Pzip (Partition Zipper) is a general-purpose lossless semantics-free data-compression tool for compressing sequences of fixed length records. The method is based on gzip, a de facto standard that has been adopted by commercial database vendors such as Sybase (Goldstein et al., 1997). Pzip improves on gzip by introducing a training phase pin (Partition Inducer) that induces a transform (a partition or schema) from training data that can then be usefully applied to unseen data during compression. Pin finds the optimal schema by calling gzip non-deterministically many times on the training sample. It would not be practical to call gzip so many times on the entire flow at compression time during production, but we can afford to do so on the relatively small training sample, especially when we can do the training offline at a convenient time of our choosing.
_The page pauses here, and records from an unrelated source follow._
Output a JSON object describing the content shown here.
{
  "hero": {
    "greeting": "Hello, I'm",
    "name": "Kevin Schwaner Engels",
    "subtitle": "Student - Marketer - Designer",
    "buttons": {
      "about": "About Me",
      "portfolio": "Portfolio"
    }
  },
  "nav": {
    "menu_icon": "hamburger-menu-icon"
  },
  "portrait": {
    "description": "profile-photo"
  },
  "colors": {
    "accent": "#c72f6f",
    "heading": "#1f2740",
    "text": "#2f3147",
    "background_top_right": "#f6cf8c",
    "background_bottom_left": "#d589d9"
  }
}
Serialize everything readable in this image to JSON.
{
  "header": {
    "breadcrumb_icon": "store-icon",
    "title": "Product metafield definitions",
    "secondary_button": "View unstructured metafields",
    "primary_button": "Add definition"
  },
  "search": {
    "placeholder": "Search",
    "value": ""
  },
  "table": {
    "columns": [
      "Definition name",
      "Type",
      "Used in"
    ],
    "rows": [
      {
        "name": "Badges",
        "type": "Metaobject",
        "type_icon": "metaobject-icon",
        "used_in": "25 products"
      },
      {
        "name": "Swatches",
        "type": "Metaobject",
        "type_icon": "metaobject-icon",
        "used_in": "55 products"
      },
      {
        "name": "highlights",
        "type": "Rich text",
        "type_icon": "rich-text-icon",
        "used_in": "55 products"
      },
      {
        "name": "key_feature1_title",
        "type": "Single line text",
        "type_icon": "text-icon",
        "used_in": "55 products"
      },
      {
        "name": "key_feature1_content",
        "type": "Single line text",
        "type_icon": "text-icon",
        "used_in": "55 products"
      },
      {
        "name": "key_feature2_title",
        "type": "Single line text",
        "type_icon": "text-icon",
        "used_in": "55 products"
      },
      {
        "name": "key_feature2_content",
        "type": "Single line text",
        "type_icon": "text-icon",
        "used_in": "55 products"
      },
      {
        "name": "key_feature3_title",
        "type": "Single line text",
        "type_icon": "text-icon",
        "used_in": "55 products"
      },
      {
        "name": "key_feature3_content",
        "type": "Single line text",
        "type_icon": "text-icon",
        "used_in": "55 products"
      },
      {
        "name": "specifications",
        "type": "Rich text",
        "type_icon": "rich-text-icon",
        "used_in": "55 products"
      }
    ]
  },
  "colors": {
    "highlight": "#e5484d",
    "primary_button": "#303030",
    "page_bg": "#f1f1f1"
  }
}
Pin and pzip were developed in collaboration with the Greyhound team, a group of developers responsible for a data warehouse used by marketing. Like Gecko, the warehouse uses simple sorted flat files rather than a proper database. (Most queries require a single linear scan over the data, so there is little advantage to indexing.) When we first started working with these folks, they were using gzip (or the closely related zlib libraries ( to compress the flat files, with surprisingly good results. The compressed files were 15 times smaller than the clear text. The marketing warehouse has since converted from gzip to pzip, saving at least a factor of two in both space and time over the previous gzip solution. A factor of two is worth tens of millions of dollars in this application alone, just counting the cost of the hardware, and ignoring the cost of staffing the computer center, which is even larger. In addition, pzip is being deployed in quite a number of other applications such as sending call detail (records of telephone calls) in real time over a limited bandwidth pipe (e.g., T1). A factor of two makes it possible to do things that could not have been done without the factor of two.